Perhaps the biggest question is whether a Supreme Court vacancy will open up in the next four years. The presidential election winner and the party that controls the Senate would fill it.


The contrast: Trump is pushing a 10% across-the-board tariff on imports; Biden's White House opposes that, saying it would raise inflation.

Trump, long a skeptic of U.S. trade deals, has proposed to impose a 10% tariff on all imported goods if he returns to the White House. He recently told Fox News that it could be 60% — or potentially “more than that” — on imports of Chinese goods.

Biden opposes that idea. In a memo over the weekend, the White House slammed the idea of "across-the-board tariffs that would raise taxes and prices by $1,500 per American family," without naming Trump; it referred to an estimate by the Center for American Progress, a liberal think tank, that Trump's 10% tax on imports could cost an average American household $1,500 per year.

Biden, instead, has sought to boost domestic manufacturing with major federal investments in semiconductors and electric vehicles.

Foreign policy and NATO

The contrast: Biden favors Ukraine aid, while Trump is skeptical of it; Biden supports NATO and a traditional view of American power, while Trump has criticized NATO and voiced some isolationist views.

The clearest example of the foreign policy differences between the two concerns the fate of Ukraine, which is running low on ammunition and says it needs U.S. assistance to continue holding off Russia’s aggression.
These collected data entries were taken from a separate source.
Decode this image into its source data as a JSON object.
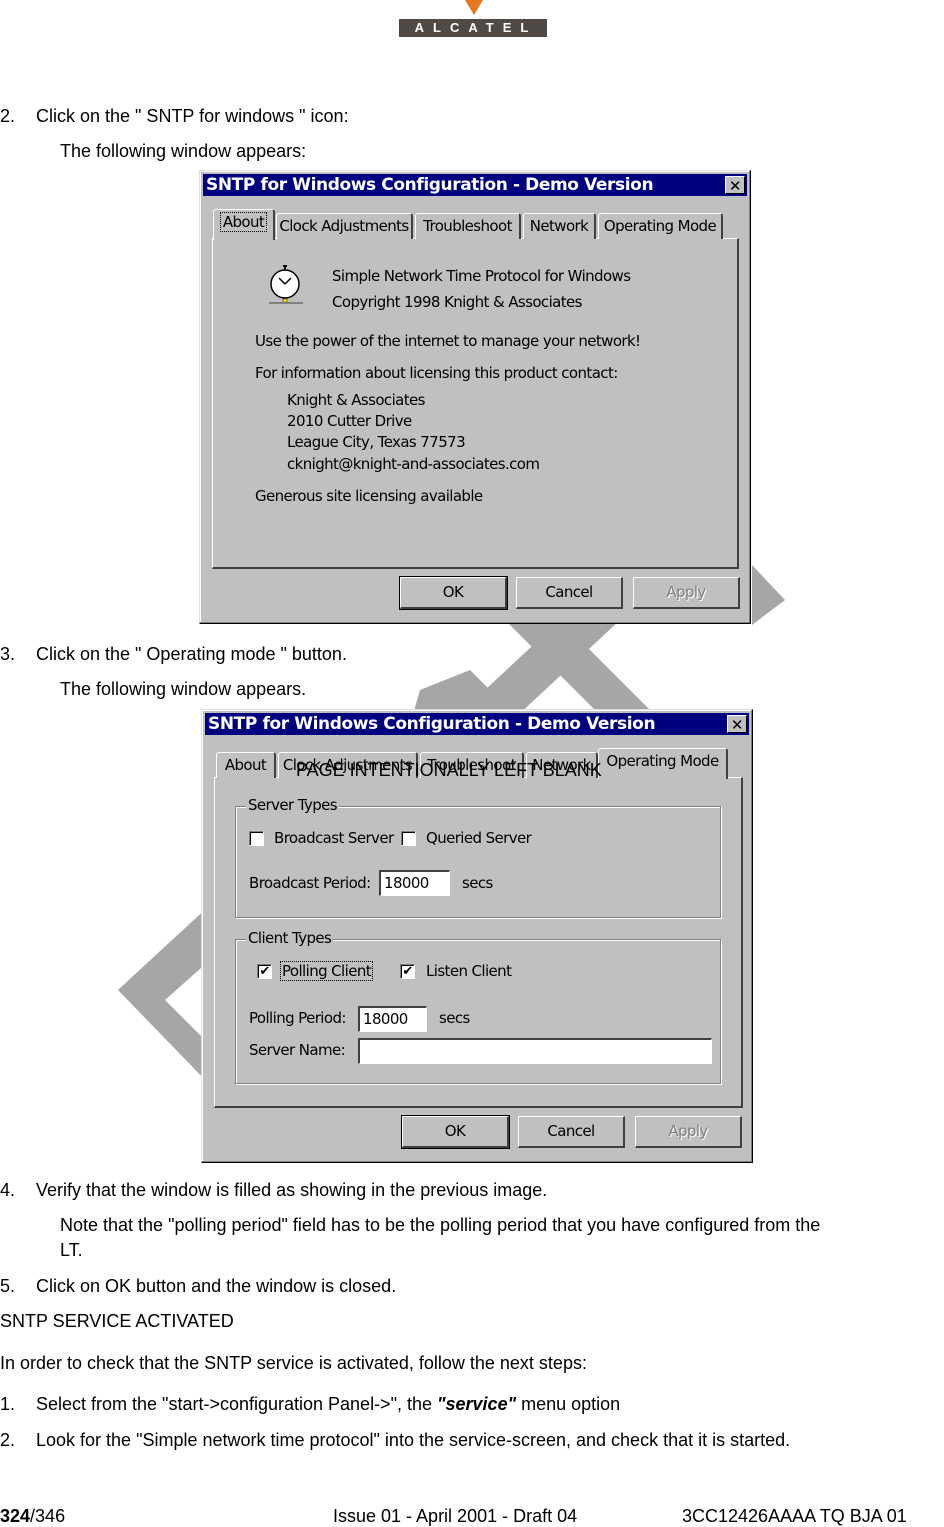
{
  "logo": {
    "text": "ALCATEL",
    "arrow_color": "#e87722",
    "bar_color": "#4f4a46"
  },
  "steps_top": [
    {
      "number": "2.",
      "text": "Click on the \" SNTP for windows \" icon:",
      "sub": "The following window appears:"
    },
    {
      "number": "3.",
      "text": "Click on the \" Operating mode \" button.",
      "sub": "The following window appears."
    }
  ],
  "dialog_about": {
    "title": "SNTP for Windows Configuration - Demo Version",
    "close_icon": "close-icon",
    "tabs": [
      "About",
      "Clock Adjustments",
      "Troubleshoot",
      "Network",
      "Operating Mode"
    ],
    "active_tab": "About",
    "product_name": "Simple Network Time Protocol for Windows",
    "copyright": "Copyright 1998 Knight & Associates",
    "tagline": "Use the power of the internet to manage your network!",
    "licensing_intro": "For information about licensing this product contact:",
    "contact": [
      "Knight & Associates",
      "2010 Cutter Drive",
      "League City, Texas 77573",
      "cknight@knight-and-associates.com"
    ],
    "licensing_note": "Generous site licensing available",
    "buttons": {
      "ok": "OK",
      "cancel": "Cancel",
      "apply": "Apply"
    }
  },
  "dialog_operating": {
    "title": "SNTP for Windows Configuration - Demo Version",
    "tabs": [
      "About",
      "Clock Adjustments",
      "Troubleshoot",
      "Network",
      "Operating Mode"
    ],
    "active_tab": "Operating Mode",
    "overlay_text": "PAGE INTENTIONALLY LEFT BLANK",
    "server_types": {
      "label": "Server Types",
      "broadcast_server": {
        "label": "Broadcast Server",
        "checked": false
      },
      "queried_server": {
        "label": "Queried Server",
        "checked": false
      },
      "broadcast_period_label": "Broadcast Period:",
      "broadcast_period_value": "18000",
      "unit": "secs"
    },
    "client_types": {
      "label": "Client Types",
      "polling_client": {
        "label": "Polling Client",
        "checked": true
      },
      "listen_client": {
        "label": "Listen Client",
        "checked": true
      },
      "polling_period_label": "Polling Period:",
      "polling_period_value": "18000",
      "unit": "secs",
      "server_name_label": "Server Name:",
      "server_name_value": ""
    },
    "check_mark": "✔",
    "buttons": {
      "ok": "OK",
      "cancel": "Cancel",
      "apply": "Apply"
    }
  },
  "steps_bottom": {
    "step4": {
      "number": "4.",
      "text": "Verify that the window is filled as showing in the previous image."
    },
    "note_line1": "Note that the \"polling period\" field has to be the polling period that you have configured from the",
    "note_line2": "LT.",
    "step5": {
      "number": "5.",
      "text": "Click on OK button and the window is closed."
    },
    "section_heading": "SNTP SERVICE ACTIVATED",
    "intro": "In order to check that the SNTP service is activated, follow the next steps:",
    "sub1": {
      "number": "1.",
      "text_before": "Select from the \"start->configuration Panel->\", the ",
      "emphasis": "\"service\"",
      "text_after": " menu option"
    },
    "sub2": {
      "number": "2.",
      "text": "Look for the \"Simple network time protocol\" into the service-screen, and check that it is started."
    }
  },
  "footer": {
    "page_current": "324",
    "page_total": "/346",
    "issue": "Issue 01 - April 2001 - Draft 04",
    "doc_ref": "3CC12426AAAA TQ BJA 01"
  }
}
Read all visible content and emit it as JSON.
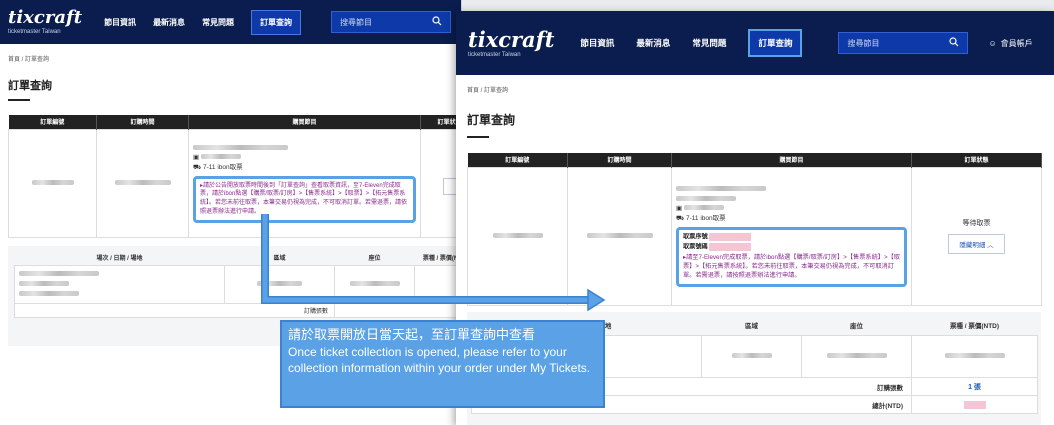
{
  "brand": {
    "name": "tixcraft",
    "sub": "ticketmaster Taiwan"
  },
  "nav": {
    "items": [
      "節目資訊",
      "最新消息",
      "常見問題",
      "訂單查詢"
    ],
    "search_placeholder": "搜尋節目",
    "member": "會員帳戶"
  },
  "breadcrumb": {
    "home": "首頁",
    "current": "訂單查詢"
  },
  "page": {
    "title": "訂單查詢"
  },
  "order_table": {
    "headers": [
      "訂單編號",
      "訂購時間",
      "購買節目",
      "訂單狀態"
    ],
    "delivery": "7-11 ibon取票",
    "ticket_no_label": "取票序號",
    "ticket_code_label": "取票號碼",
    "notice_old": "▸請於公告開放取票時間後到「訂單查詢」查看取票資訊，至7-Eleven完成取票，請於ibon點選【購票/取票/訂房】>【售票系統】>【取票】>【拓元售票系統】。若您未前往取票，本筆交易仍視為完成，不可取消訂單。若需退票，請依照退票辦法進行申請。",
    "notice_new": "▸請至7-Eleven完成取票，請於ibon點選【購票/取票/訂房】>【售票系統】>【取票】>【拓元售票系統】。若您未前往取票，本筆交易仍視為完成，不可取消訂單。若需退票，請按照退票辦法進行申請。",
    "status": "等待取票",
    "toggle": "隱藏明細 ︿"
  },
  "detail_table": {
    "headers": [
      "場次 / 日期 / 場地",
      "區域",
      "座位",
      "票種 / 票價(NTD)"
    ],
    "ticket_count_label": "訂購張數",
    "ticket_count": "1 張",
    "total_label": "總計(NTD)"
  },
  "callout": {
    "zh": "請於取票開放日當天起，至訂單查詢中查看",
    "en": "Once ticket collection is opened, please refer to your collection information within your order under My Tickets."
  },
  "colors": {
    "header": "#0a1d4e",
    "nav_active": "#0d3aa8",
    "callout": "#5aa1e6",
    "purple": "#8a2b8f"
  }
}
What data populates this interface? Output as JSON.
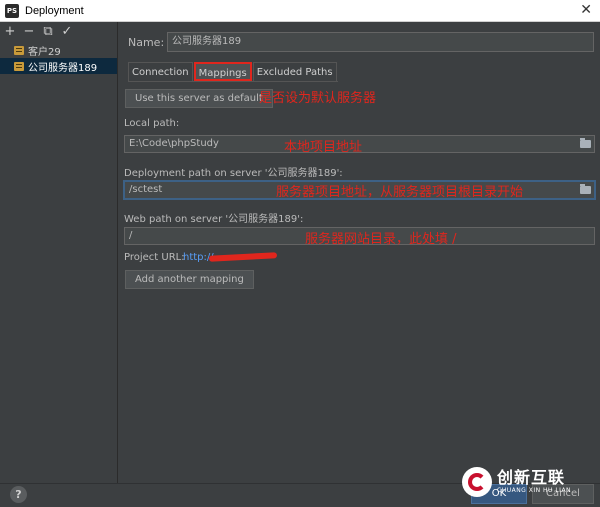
{
  "window": {
    "title": "Deployment",
    "app_icon": "PS"
  },
  "toolbar": {
    "add": "+",
    "remove": "−",
    "copy": "⧉",
    "check": "✓"
  },
  "servers": [
    {
      "label": "客户29",
      "selected": false
    },
    {
      "label": "公司服务器189",
      "selected": true
    }
  ],
  "form": {
    "name_label": "Name:",
    "name_value": "公司服务器189",
    "tabs": [
      "Connection",
      "Mappings",
      "Excluded Paths"
    ],
    "default_button": "Use this server as default",
    "local_path_label": "Local path:",
    "local_path_value": "E:\\Code\\phpStudy",
    "deploy_path_label": "Deployment path on server '公司服务器189':",
    "deploy_path_value": "/sctest",
    "web_path_label": "Web path on server '公司服务器189':",
    "web_path_value": "/",
    "project_url_label": "Project URL:",
    "project_url_value": "http://",
    "add_mapping_button": "Add another mapping"
  },
  "annotations": {
    "default": "是否设为默认服务器",
    "local": "本地项目地址",
    "deploy": "服务器项目地址，从服务器项目根目录开始",
    "web": "服务器网站目录，此处填 /"
  },
  "footer": {
    "help": "?",
    "ok": "OK",
    "cancel": "Cancel"
  },
  "watermark": {
    "cn": "创新互联",
    "en": "CHUANG XIN HU LIAN"
  },
  "colors": {
    "accent": "#e0261d",
    "selected": "#0d293e",
    "link": "#589df6"
  }
}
Biden is an ardent proponent of helping Ukraine, while Trump has poured cold water on U.S. aid to Ukraine and successfully pressured House Republicans to block it since they took the majority in January 2023.

And that points to a deeper divide: Biden is an outspoken supporter of the NATO alliance as a bulwark against adversaries like Russia and China and of preserving the post-World War II order. Trump has dialed up his criticisms of NATO and aligned with a growing isolationist wing in the U.S. that wants to be less involved in global affairs. Trump recently said that as president, he “would encourage” Russia “to do whatever the hell they want” to member countries who are “delinquent” in their dues.